2. Esta reclamação para a conferência surge enquadrada
numa sequência processual que importa sumariamente relatar:
- tendo o ora reclamante interposto recurso para o
Tribunal Constitucional, foi proferido despacho pela relatora a fls. 220 (de 2
de Fevereiro de 1995), ao abrigo do artigo 75º-A, nº 5, da Lei do Tribunal
Constitucional, pelo qual se concedia um prazo de 5 dias para o recorrente
aperfeiçoar o seu requerimento de interposição de recurso;
- o ora reclamante foi notificado do despacho de fls.
220 por carta registada expedida em 6 de Fevereiro de 1995;
- o ora reclamante apresentou em juízo, em 22 de
Fevereiro de 1995, o requerimento de fls. 222-223, pelo qual pretendeu juntar
aos autos o requerimento de resposta ao convite formulado ao abrigo do artigo
75º-A, nº 5, da Lei do Tribunal Constitucional;
- nesse requerimento alegou o recorrente que
pretendia apresentar o requerimento de resposta ao convite em 21 de Fevereiro de
1995, ou seja, no terceiro dia útil subsequente ao termo do prazo, mediante o
pagamento da multa prevista no artigo 145º, nº 5, do Código de Processo Civil, e
invocou a ocorrência de 'justo impedimento', fundado em doença do mandatário
verificada durante um certo período desse dia, que impediu a entrega do
requerimento nesse dia 21 de Fevereiro.
3. No despacho reclamado decidiu-se não admitir o
recorrente a praticar o acto em causa (resposta ao convite formulado ao abrigo
do artigo 75º-A, nº 5, da Lei do Tribunal Constitucional) fora de prazo.
Assentou a decisão reclamada nas seguintes
considerações:
- tendo o recorrente sido notificado do despacho de fls.
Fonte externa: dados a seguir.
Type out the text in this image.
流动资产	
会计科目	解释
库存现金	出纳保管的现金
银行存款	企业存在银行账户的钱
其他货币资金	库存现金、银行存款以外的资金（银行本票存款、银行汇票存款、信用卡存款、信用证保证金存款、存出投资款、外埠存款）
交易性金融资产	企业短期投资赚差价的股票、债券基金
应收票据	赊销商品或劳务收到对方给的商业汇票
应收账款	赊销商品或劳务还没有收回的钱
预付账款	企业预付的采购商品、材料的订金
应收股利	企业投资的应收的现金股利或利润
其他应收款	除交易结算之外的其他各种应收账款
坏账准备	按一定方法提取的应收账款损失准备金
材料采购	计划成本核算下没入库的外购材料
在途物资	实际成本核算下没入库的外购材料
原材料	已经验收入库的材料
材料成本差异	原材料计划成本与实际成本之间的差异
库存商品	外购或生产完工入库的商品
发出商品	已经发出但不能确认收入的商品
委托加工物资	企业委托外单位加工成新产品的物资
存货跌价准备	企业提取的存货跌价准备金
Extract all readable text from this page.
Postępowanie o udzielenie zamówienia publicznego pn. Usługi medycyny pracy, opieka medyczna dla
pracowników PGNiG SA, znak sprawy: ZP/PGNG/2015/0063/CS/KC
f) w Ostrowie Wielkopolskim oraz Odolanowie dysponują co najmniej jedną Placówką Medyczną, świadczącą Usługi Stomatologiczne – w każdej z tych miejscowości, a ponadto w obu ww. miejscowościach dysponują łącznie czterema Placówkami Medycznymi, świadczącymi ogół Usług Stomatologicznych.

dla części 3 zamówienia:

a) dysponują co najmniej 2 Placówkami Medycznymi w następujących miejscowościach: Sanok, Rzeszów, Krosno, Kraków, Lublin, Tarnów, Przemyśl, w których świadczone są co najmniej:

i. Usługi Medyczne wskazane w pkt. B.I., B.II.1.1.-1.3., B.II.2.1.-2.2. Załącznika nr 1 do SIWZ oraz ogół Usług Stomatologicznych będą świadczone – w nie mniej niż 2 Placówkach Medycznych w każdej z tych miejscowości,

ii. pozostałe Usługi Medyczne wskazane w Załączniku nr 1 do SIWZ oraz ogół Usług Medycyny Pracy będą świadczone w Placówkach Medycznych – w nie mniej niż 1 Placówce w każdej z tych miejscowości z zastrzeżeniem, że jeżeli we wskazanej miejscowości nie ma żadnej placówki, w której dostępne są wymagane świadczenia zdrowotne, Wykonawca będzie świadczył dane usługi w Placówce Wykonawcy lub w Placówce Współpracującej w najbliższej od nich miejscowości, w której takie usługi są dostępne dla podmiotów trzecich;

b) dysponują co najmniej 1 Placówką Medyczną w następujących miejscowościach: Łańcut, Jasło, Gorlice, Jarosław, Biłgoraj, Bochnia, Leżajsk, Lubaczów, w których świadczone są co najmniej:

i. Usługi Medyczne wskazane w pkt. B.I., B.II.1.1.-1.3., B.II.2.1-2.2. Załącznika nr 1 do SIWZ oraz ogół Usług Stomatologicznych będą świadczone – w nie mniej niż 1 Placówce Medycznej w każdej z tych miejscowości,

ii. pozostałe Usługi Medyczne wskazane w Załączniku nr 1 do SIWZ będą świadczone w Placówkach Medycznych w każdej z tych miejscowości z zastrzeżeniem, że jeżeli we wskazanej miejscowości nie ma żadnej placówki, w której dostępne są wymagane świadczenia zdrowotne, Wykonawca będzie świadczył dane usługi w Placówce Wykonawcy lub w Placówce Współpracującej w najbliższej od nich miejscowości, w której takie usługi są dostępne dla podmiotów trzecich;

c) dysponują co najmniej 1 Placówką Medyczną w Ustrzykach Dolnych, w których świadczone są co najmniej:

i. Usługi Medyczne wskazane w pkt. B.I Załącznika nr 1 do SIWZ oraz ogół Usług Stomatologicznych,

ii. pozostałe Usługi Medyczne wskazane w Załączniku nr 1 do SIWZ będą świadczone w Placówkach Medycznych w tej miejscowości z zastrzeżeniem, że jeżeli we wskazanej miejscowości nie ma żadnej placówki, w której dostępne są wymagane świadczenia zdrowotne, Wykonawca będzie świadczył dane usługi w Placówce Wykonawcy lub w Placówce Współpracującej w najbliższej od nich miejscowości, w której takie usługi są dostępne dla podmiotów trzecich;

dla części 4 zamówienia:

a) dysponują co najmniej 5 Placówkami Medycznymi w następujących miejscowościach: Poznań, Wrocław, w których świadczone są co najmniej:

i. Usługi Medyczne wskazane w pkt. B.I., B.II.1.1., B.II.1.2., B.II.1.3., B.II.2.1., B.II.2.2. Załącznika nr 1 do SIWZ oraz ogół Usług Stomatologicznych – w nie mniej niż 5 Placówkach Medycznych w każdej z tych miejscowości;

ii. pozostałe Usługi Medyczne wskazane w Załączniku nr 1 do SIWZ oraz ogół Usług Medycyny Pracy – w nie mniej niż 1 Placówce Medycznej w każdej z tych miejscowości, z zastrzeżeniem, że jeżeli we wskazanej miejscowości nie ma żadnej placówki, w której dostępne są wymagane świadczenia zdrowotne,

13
220 por carta registada expedida em 6 de Fevereiro de 1995, essa notificação
presume-se feita no terceiro dia posterior ao do registo, em face do disposto no
artigo 1º, nº 3, do Decreto‑Lei nº 121/76, de 11 de Fevereiro, ou seja, em 9 de
Fevereiro de 1995, pelo que o prazo de 5 dias concedido terminou em 16 de
Fevereiro de 1995;
- o recorrente pretendeu praticar o acto respectivo em
21 de Fevereiro de 1995, ou seja, no terceiro dia útil subsequente ao termo do
prazo, ao abrigo do artigo 145º, nº 5, do Código de Processo Civil, mediante o
pagamento da multa aí prevista, mas acabou por o praticar em 22 de Fevereiro de
1995, invocando a ocorrência de um 'justo impedimento' verificado no dia 21 de
Fevereiro de 1995;
- a lei processual civil permite a prática de actos
processuais fora de prazo (peremptório) em caso de justo impedimento, que
consiste em evento normalmente imprevisível e estranho à vontade da parte, que
impossibilite a prática do acto, logicamente ocorrido no decurso daquele prazo;
- os três dias suplementares concedidos pelo nº 5 do
artigo 145º do Código de Processo Civil são já 'subsequentes ao termo do prazo',
conforme resulta do texto dessa disposição legal, pelo que não é juridicamente
concebível um 'justo impedimento' verificado num desses dias, e não no decurso
do prazo concedido;
- por não estarem verificados os pressupostos de
admissibilidade da invocação do 'justo impedimento', não pode o requerimento de
resposta ao convite ser considerado nos autos, entendendo-se extinto o direito
de praticar o respectivo acto pelo decurso do prazo.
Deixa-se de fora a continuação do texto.